The Video Identity Parade Electronically Recorded (Viper) system was developed by West Yorkshire Police.

Participating police forces expect to save more than £7m this year.

Plans are now being developed to link it to other identification systems such as DNA, digital fingerprints, facial and iris recognition, held in different databases, with the information accessible by police on the move.

"[Viper] is stand-alone but identity isn't," Tony King, National Viper Bureau project manager, told vnunet.com.

"The National Video Identification System [NVIS] is the next level up. It is looking at the architecture of identity to feed a national database."

One task for NVIS will be to make ID information available online to a mobile workforce.

But wider issues, such as restricting access to sensitive information and whether to include information other than video footage on non-suspects, will need to be resolved.
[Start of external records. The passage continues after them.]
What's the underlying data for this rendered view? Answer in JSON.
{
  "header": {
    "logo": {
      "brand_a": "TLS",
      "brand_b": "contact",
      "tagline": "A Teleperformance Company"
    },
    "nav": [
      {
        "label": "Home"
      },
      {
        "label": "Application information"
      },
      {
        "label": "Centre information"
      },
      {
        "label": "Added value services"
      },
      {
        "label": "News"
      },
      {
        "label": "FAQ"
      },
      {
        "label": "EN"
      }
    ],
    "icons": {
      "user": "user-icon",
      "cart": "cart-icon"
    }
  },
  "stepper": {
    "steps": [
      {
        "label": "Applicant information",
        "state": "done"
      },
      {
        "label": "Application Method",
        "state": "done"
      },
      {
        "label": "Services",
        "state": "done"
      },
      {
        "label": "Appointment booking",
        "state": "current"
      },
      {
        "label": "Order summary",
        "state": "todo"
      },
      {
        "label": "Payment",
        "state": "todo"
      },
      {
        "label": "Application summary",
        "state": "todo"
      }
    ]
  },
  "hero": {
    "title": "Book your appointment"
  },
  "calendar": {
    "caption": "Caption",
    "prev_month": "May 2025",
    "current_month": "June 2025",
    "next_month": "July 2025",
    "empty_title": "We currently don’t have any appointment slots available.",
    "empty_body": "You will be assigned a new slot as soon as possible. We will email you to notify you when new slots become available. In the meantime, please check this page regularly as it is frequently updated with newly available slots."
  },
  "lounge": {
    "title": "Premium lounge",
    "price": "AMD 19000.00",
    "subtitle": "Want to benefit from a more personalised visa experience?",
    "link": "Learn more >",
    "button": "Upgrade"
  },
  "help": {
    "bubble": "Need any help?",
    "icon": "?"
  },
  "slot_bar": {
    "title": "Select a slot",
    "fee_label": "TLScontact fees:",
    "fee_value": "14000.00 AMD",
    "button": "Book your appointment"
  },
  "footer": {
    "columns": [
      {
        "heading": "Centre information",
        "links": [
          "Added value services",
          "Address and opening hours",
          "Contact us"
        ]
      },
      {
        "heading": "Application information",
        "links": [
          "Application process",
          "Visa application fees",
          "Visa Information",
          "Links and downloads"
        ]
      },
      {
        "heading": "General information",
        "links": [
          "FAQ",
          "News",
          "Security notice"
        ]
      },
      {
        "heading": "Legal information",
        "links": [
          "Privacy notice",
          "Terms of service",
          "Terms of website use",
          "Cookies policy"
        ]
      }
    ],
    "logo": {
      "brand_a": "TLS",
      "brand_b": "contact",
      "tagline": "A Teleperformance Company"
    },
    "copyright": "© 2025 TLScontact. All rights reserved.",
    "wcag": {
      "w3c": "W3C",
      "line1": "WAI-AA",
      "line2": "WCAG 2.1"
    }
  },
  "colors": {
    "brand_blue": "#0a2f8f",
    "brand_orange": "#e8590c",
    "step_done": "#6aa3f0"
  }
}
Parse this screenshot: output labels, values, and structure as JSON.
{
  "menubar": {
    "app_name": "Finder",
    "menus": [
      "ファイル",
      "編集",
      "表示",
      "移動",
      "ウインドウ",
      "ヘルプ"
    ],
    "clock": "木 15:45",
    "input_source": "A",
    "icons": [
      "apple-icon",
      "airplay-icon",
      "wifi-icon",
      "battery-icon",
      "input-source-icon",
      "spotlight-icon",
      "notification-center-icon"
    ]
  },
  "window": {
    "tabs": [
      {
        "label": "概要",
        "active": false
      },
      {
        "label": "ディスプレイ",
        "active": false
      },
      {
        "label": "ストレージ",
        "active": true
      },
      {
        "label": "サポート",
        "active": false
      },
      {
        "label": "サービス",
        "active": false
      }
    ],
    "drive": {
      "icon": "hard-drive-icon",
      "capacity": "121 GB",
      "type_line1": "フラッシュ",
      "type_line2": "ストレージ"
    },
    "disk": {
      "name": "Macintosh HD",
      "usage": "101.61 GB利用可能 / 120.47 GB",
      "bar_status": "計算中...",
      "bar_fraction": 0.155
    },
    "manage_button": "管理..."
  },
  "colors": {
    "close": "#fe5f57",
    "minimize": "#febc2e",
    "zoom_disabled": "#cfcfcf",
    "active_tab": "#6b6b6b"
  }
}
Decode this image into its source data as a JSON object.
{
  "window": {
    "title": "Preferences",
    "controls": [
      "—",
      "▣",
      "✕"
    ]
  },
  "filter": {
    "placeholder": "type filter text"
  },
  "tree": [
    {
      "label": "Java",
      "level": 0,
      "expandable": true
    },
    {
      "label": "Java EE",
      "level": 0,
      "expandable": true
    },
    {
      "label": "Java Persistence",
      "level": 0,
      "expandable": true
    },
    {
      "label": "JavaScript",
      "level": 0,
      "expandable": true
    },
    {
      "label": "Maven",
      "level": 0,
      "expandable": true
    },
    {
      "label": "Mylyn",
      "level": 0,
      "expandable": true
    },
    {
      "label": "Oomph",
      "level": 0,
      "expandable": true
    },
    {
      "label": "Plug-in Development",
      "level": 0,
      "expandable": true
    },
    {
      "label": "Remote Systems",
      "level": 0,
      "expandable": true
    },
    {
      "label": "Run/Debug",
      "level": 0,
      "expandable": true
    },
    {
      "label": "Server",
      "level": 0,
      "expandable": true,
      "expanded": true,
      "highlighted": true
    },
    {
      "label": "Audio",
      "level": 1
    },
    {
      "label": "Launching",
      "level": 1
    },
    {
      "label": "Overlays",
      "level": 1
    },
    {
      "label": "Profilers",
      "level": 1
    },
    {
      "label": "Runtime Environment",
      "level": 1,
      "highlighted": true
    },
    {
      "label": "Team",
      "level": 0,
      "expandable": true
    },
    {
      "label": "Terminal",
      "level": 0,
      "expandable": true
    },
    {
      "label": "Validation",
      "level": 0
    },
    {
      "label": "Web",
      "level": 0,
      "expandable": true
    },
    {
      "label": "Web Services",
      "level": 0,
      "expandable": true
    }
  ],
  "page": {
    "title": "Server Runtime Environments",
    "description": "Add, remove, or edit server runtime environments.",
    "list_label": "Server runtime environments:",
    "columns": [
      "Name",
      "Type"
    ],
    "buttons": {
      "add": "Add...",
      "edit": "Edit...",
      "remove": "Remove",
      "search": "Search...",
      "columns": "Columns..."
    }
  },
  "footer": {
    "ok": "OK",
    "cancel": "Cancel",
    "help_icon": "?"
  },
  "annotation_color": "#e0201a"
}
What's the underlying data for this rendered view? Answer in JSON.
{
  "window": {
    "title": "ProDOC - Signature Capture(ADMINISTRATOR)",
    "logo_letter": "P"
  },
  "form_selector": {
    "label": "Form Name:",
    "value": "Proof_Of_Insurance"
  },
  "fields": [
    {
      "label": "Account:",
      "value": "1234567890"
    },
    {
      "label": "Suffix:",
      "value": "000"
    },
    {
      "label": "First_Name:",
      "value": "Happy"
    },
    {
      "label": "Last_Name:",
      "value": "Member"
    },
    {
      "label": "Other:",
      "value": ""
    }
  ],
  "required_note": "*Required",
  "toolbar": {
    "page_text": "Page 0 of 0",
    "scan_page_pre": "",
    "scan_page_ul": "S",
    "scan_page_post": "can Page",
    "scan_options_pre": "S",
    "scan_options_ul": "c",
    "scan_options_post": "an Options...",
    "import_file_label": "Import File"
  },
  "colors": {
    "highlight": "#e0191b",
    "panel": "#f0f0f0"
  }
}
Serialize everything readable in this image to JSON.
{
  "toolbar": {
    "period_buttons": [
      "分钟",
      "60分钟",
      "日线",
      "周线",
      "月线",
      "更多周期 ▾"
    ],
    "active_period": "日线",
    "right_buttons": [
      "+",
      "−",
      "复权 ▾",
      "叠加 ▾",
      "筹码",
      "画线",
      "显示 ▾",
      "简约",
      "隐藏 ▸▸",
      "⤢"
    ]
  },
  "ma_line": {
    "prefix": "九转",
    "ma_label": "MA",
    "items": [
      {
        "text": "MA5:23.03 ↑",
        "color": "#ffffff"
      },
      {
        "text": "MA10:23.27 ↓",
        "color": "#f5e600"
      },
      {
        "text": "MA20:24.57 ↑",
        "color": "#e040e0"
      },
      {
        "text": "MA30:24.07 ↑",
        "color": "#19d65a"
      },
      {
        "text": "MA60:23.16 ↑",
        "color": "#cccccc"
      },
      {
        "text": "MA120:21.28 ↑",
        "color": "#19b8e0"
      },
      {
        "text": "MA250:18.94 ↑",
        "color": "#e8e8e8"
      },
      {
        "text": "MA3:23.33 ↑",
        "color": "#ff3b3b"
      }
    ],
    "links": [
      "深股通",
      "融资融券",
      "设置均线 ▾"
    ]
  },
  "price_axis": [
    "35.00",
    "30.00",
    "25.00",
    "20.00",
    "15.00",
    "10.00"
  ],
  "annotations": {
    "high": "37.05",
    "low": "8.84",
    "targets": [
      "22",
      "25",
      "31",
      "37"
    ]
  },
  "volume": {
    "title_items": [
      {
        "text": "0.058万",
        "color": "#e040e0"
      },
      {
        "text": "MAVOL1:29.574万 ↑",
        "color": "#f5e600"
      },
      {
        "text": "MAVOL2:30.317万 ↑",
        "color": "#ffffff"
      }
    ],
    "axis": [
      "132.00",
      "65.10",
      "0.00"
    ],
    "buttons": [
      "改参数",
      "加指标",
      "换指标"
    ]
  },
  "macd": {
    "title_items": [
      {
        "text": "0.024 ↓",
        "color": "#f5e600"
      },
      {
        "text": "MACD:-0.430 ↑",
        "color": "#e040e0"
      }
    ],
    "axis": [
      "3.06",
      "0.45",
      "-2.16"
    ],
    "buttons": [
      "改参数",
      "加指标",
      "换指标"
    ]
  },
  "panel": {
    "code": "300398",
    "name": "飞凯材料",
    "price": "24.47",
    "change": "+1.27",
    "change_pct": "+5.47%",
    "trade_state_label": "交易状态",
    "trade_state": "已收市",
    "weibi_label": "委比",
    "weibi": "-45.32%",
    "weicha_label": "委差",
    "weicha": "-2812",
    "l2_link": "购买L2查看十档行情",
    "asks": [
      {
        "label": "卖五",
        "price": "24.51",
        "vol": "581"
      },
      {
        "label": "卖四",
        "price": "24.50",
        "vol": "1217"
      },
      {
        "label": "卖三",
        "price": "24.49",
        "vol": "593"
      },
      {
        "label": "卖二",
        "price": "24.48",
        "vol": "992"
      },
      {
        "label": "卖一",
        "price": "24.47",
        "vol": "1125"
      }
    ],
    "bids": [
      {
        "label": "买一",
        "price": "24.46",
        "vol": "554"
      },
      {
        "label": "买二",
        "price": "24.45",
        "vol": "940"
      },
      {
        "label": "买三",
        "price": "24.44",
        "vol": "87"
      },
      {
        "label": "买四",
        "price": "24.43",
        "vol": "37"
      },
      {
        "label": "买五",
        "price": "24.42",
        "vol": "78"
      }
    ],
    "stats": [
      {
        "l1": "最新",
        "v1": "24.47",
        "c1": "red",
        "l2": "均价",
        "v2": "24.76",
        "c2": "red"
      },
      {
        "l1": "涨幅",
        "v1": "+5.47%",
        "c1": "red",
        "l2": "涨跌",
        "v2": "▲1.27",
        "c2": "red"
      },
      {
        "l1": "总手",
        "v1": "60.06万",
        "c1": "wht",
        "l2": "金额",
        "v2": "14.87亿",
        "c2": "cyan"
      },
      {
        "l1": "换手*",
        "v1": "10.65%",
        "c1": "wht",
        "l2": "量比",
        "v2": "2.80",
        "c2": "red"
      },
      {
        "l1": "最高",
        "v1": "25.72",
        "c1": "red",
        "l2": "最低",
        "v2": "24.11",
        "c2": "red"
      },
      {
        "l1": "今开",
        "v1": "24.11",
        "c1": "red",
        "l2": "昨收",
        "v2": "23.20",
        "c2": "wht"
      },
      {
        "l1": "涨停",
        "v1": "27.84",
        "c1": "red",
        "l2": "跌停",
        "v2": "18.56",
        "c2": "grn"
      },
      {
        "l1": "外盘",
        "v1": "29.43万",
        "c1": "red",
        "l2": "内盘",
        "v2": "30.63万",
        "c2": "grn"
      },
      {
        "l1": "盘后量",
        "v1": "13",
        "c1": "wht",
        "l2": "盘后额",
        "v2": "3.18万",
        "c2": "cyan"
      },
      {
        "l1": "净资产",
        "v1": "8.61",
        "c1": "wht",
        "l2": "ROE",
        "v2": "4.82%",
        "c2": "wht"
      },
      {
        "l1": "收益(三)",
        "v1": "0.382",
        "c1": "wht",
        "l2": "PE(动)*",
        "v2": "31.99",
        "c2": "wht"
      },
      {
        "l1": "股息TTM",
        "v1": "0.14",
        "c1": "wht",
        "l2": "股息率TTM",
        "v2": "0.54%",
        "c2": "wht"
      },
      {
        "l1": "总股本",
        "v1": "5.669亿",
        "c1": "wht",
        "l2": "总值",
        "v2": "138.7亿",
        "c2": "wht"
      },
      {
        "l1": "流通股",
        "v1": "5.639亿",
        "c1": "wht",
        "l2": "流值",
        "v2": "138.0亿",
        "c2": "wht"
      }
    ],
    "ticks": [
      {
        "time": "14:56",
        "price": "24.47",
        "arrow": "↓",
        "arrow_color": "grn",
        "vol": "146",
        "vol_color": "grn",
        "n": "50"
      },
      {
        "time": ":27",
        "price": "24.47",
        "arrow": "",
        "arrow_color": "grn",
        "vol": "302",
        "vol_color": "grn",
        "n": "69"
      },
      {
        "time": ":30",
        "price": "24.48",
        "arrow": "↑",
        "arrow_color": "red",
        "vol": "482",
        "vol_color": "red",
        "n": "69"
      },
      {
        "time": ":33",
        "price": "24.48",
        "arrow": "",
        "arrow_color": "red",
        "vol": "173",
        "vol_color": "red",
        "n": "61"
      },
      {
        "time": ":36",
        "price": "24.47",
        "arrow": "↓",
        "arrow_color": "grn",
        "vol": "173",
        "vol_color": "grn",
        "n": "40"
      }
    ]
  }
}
Last year changes to the Police and Criminal Evidence Act allowed police to use video-based parades.

Viper's 1.4TB national database now has over 9,200 15-second video images. So far 58 police sites have imaging units and King indicated that he had orders for 20 more.

Some 700 people have undergone the four-hour selection and imaging training.

The service is being used for about 80 parades a day, seven days a week, and 15,000 video ID parades have been conducted since its inception.

Police consider successful ID parades to be the most effective tool in securing a conviction.

But a single ID parade can cost up to £1,250 and take six to 10 weeks to set up depending on the availability of 'look-a-likes', witnesses and suspects.

A Viper parade of about 10 downloaded video images costs as little as £150 and removes most constraints on availability.

A service level agreement requires that a parade is prepared and delivered in two hours. For urgent cases, this can be reduced to an hour and the fastest recorded is 15 minutes.

This immediacy has the added bonus that witnesses are more likely to provide accurate identification while the incidents are fresh in their minds.

King said that the original system, which runs on IBM xSeries Linux processors and 'Intellistations' for video editing, plus software and services from Sagitta, cost about £1.3m.